With the end of superpower rivalry and the collapse
of the Soviet Union in 1991, the attention of
the world shifted to the new post–Cold War era. For
many observers, the prognosis was excellent. U.S. President
George H.W. Bush looked forward to a new era of peace and international
cooperation, while pundits predicted the advent of a
new “American century,” marked by the victory of liberal democratic
values and free enterprise capitalism. Some, however, held
a more somber view. In a speech at Westminster College in Fulton,
Missouri (the site of Winston Churchill’s famous Iron Curtain
speech in 1946), past Soviet president Mikhail Gorbachev
pointed to ominous clouds on the horizon. One danger, he
warned, was that of an “exaggerated nationalism,” the product of
centrifugal forces that had been frozen by the Cold War. Another
was the growing inequality in the distribution of wealth between
rich and poor nations.
With the passage of time, it seems fair to say that Gorbachev
had the more accurate vision of the immediate future. Although
superpower conflict based on a fragile balance of nuclear
terror had come to an end, sources of conflict still
abound throughout the world, and the gap between rich and
poor nations has grown ever wider. Strong forces—rapid
transportation, mass entertainment, the Internet—are in
the process of creating a single global civilization. But
equally powerful impulses, sometimes armed with modern
technology, violently resist the new global society and assert
the primacy of traditional values and identities. In the face
of such pressures, international organizations appear paralyzed
by deep divisions over potential solutions while, as recent
events in the Middle East demonstrate, the New World
Order is still characterized primarily by the use or threat of
force to achieve national goals.
Howcan nations and peoples bring an end to this spiraling
cycle of violence in a world beset by bitter national, ethnic,
and religious rivalries? For Mikhail Gorbachev, it is essential
to develop new ways of thinking: to reject the traditional reliance
on force in world politics, to increase mutual understanding
and communication, and “to base international politics
on moral and ethical norms that are common to all
mankind.” Vaclav Havel, the onetime playwright who became
the first president of a post – ColdWar Czechoslovakia,
agreed. In a speech before the U.S. Houses of Congress in
1990, he called for a new human consciousness that would
transcend family, community, and national interests in a
broader commitment to the “family of man.” In an address at
Harvard University five years later, he noted that the clashing
interests of globalism and tradition could only be transcended
by a new spirit of tolerance, and by recognizing the
reality of a multicultural and multipolar world civilization.

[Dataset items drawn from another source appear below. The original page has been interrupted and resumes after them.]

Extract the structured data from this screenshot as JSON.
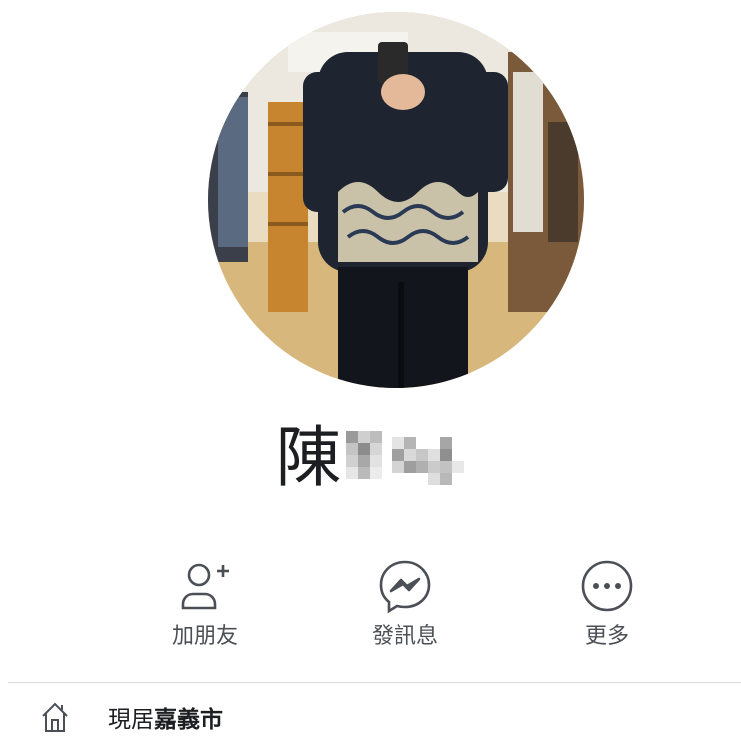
{
  "profile": {
    "name_visible": "陳"
  },
  "actions": [
    {
      "label": "加朋友",
      "icon": "add-friend-icon"
    },
    {
      "label": "發訊息",
      "icon": "messenger-icon"
    },
    {
      "label": "更多",
      "icon": "more-icon"
    }
  ],
  "info": {
    "lives_in_prefix": "現居",
    "lives_in_place": "嘉義市",
    "icon": "home-icon"
  },
  "colors": {
    "icon_gray": "#4b4f56",
    "text": "#1c1e21",
    "divider": "#dadde1"
  }
}
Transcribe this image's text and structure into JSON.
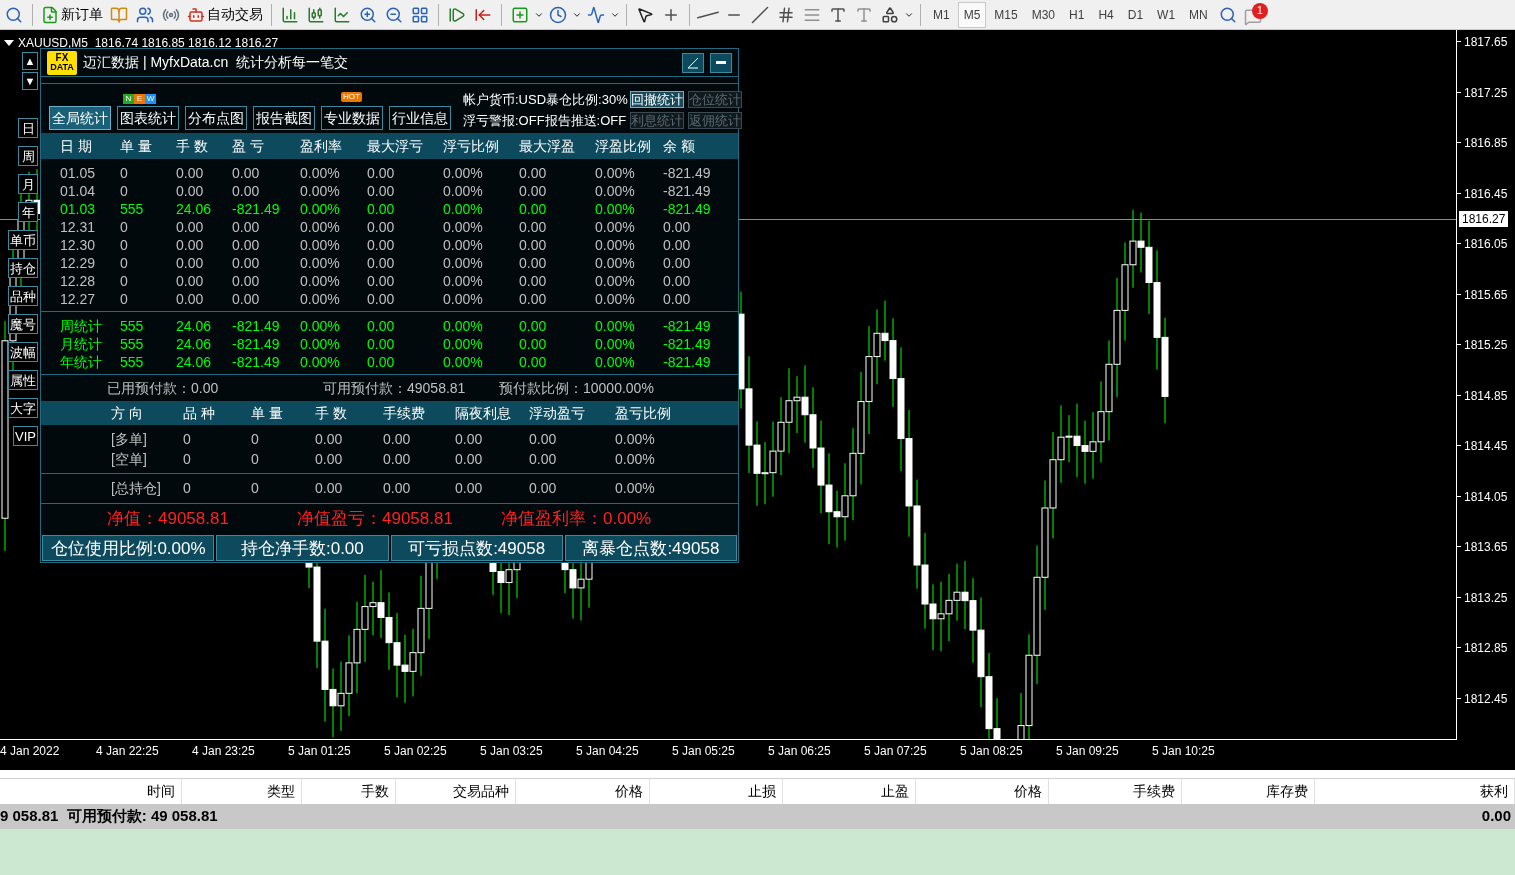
{
  "toolbar": {
    "new_order": "新订单",
    "auto_trading": "自动交易",
    "timeframes": [
      {
        "label": "M1",
        "selected": false
      },
      {
        "label": "M5",
        "selected": true
      },
      {
        "label": "M15",
        "selected": false
      },
      {
        "label": "M30",
        "selected": false
      },
      {
        "label": "H1",
        "selected": false
      },
      {
        "label": "H4",
        "selected": false
      },
      {
        "label": "D1",
        "selected": false
      },
      {
        "label": "W1",
        "selected": false
      },
      {
        "label": "MN",
        "selected": false
      }
    ],
    "notifications": "1"
  },
  "chart": {
    "title": "XAUUSD,M5  1816.74 1816.85 1816.12 1816.27",
    "current_price": "1816.27",
    "price_axis": [
      "1817.65",
      "1817.25",
      "1816.85",
      "1816.45",
      "1816.05",
      "1815.65",
      "1815.25",
      "1814.85",
      "1814.45",
      "1814.05",
      "1813.65",
      "1813.25",
      "1812.85",
      "1812.45"
    ],
    "time_axis": [
      "4 Jan 2022",
      "4 Jan 22:25",
      "4 Jan 23:25",
      "5 Jan 01:25",
      "5 Jan 02:25",
      "5 Jan 03:25",
      "5 Jan 04:25",
      "5 Jan 05:25",
      "5 Jan 06:25",
      "5 Jan 07:25",
      "5 Jan 08:25",
      "5 Jan 09:25",
      "5 Jan 10:25"
    ]
  },
  "panel": {
    "logo": [
      "FX",
      "DATA"
    ],
    "title": "迈汇数据 | MyfxData.cn  统计分析每一笔交",
    "scroll_buttons": [
      "▲",
      "▼"
    ],
    "side_buttons": [
      "日",
      "周",
      "月",
      "年",
      "单币",
      "持仓",
      "品种",
      "魔号",
      "波幅",
      "属性",
      "大字",
      "VIP"
    ],
    "tabs": [
      {
        "label": "全局统计",
        "selected": true
      },
      {
        "label": "图表统计",
        "selected": false,
        "new_badge": true,
        "hot_badge": false
      },
      {
        "label": "分布点图",
        "selected": false
      },
      {
        "label": "报告截图",
        "selected": false
      },
      {
        "label": "专业数据",
        "selected": false,
        "new_badge": false,
        "hot_badge": true
      },
      {
        "label": "行业信息",
        "selected": false
      }
    ],
    "new_badge": [
      {
        "letter": "N",
        "color": "#22aa22"
      },
      {
        "letter": "E",
        "color": "#ee7700"
      },
      {
        "letter": "W",
        "color": "#1e90ff"
      }
    ],
    "hot_badge": "HOT",
    "info_lines": [
      "帐户货币:USD暴仓比例:30%",
      "浮亏警报:OFF报告推送:OFF"
    ],
    "stat_buttons": [
      [
        {
          "label": "回撤统计",
          "disabled": false
        },
        {
          "label": "仓位统计",
          "disabled": true
        }
      ],
      [
        {
          "label": "利息统计",
          "disabled": true
        },
        {
          "label": "返佣统计",
          "disabled": true
        }
      ]
    ],
    "daily_columns": [
      "日 期",
      "单 量",
      "手 数",
      "盈 亏",
      "盈利率",
      "最大浮亏",
      "浮亏比例",
      "最大浮盈",
      "浮盈比例",
      "余 额"
    ],
    "daily_rows": [
      {
        "highlight": false,
        "cells": [
          "01.05",
          "0",
          "0.00",
          "0.00",
          "0.00%",
          "0.00",
          "0.00%",
          "0.00",
          "0.00%",
          "-821.49"
        ]
      },
      {
        "highlight": false,
        "cells": [
          "01.04",
          "0",
          "0.00",
          "0.00",
          "0.00%",
          "0.00",
          "0.00%",
          "0.00",
          "0.00%",
          "-821.49"
        ]
      },
      {
        "highlight": true,
        "cells": [
          "01.03",
          "555",
          "24.06",
          "-821.49",
          "0.00%",
          "0.00",
          "0.00%",
          "0.00",
          "0.00%",
          "-821.49"
        ]
      },
      {
        "highlight": false,
        "cells": [
          "12.31",
          "0",
          "0.00",
          "0.00",
          "0.00%",
          "0.00",
          "0.00%",
          "0.00",
          "0.00%",
          "0.00"
        ]
      },
      {
        "highlight": false,
        "cells": [
          "12.30",
          "0",
          "0.00",
          "0.00",
          "0.00%",
          "0.00",
          "0.00%",
          "0.00",
          "0.00%",
          "0.00"
        ]
      },
      {
        "highlight": false,
        "cells": [
          "12.29",
          "0",
          "0.00",
          "0.00",
          "0.00%",
          "0.00",
          "0.00%",
          "0.00",
          "0.00%",
          "0.00"
        ]
      },
      {
        "highlight": false,
        "cells": [
          "12.28",
          "0",
          "0.00",
          "0.00",
          "0.00%",
          "0.00",
          "0.00%",
          "0.00",
          "0.00%",
          "0.00"
        ]
      },
      {
        "highlight": false,
        "cells": [
          "12.27",
          "0",
          "0.00",
          "0.00",
          "0.00%",
          "0.00",
          "0.00%",
          "0.00",
          "0.00%",
          "0.00"
        ]
      }
    ],
    "summary_rows": [
      {
        "highlight": true,
        "cells": [
          "周统计",
          "555",
          "24.06",
          "-821.49",
          "0.00%",
          "0.00",
          "0.00%",
          "0.00",
          "0.00%",
          "-821.49"
        ]
      },
      {
        "highlight": true,
        "cells": [
          "月统计",
          "555",
          "24.06",
          "-821.49",
          "0.00%",
          "0.00",
          "0.00%",
          "0.00",
          "0.00%",
          "-821.49"
        ]
      },
      {
        "highlight": true,
        "cells": [
          "年统计",
          "555",
          "24.06",
          "-821.49",
          "0.00%",
          "0.00",
          "0.00%",
          "0.00",
          "0.00%",
          "-821.49"
        ]
      }
    ],
    "margin_line": [
      "已用预付款：0.00",
      "可用预付款：49058.81",
      "预付款比例：10000.00%"
    ],
    "position_columns": [
      "方 向",
      "品 种",
      "单 量",
      "手 数",
      "手续费",
      "隔夜利息",
      "浮动盈亏",
      "盈亏比例"
    ],
    "position_rows": [
      [
        "[多单]",
        "0",
        "0",
        "0.00",
        "0.00",
        "0.00",
        "0.00",
        "0.00%"
      ],
      [
        "[空单]",
        "0",
        "0",
        "0.00",
        "0.00",
        "0.00",
        "0.00",
        "0.00%"
      ]
    ],
    "position_total": [
      "[总持仓]",
      "0",
      "0",
      "0.00",
      "0.00",
      "0.00",
      "0.00",
      "0.00%"
    ],
    "equity_line": [
      "净值：49058.81",
      "净值盈亏：49058.81",
      "净值盈利率：0.00%"
    ],
    "bottom_stats": [
      "仓位使用比例:0.00%",
      "持仓净手数:0.00",
      "可亏损点数:49058",
      "离暴仓点数:49058"
    ]
  },
  "terminal": {
    "columns": [
      "时间",
      "类型",
      "手数",
      "交易品种",
      "价格",
      "止损",
      "止盈",
      "价格",
      "手续费",
      "库存费",
      "获利"
    ],
    "balance": "9 058.81  可用预付款: 49 058.81",
    "profit": "0.00"
  }
}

As both statesman were quick to concede, these were
revolutionary goals and would not be easy to achieve. Yet
the alternative was unthinkable. Without a new sense of
human morality and responsibility, Havel warned the members
of Congress, “the catastrophe toward which this world
is headed—be it ecological, social, demographic or a general
breakdown of civilization—will be unavoidable.”
Sources: Speech by Mikhail Gorbachev at Fulton, Missouri, in the New
York Times, May 7, 1992; Mikhail Gorbachev, Perestroika (New York:
HarperCollins, 1997); Vaclav Havel, The Art of the Impossible: Politics as
Morality in Practice (New York: Fromm, 1998); Speech by Vaclav Havel to
the U. S. Congress, quoted in the Washington Post, February 22, 1990).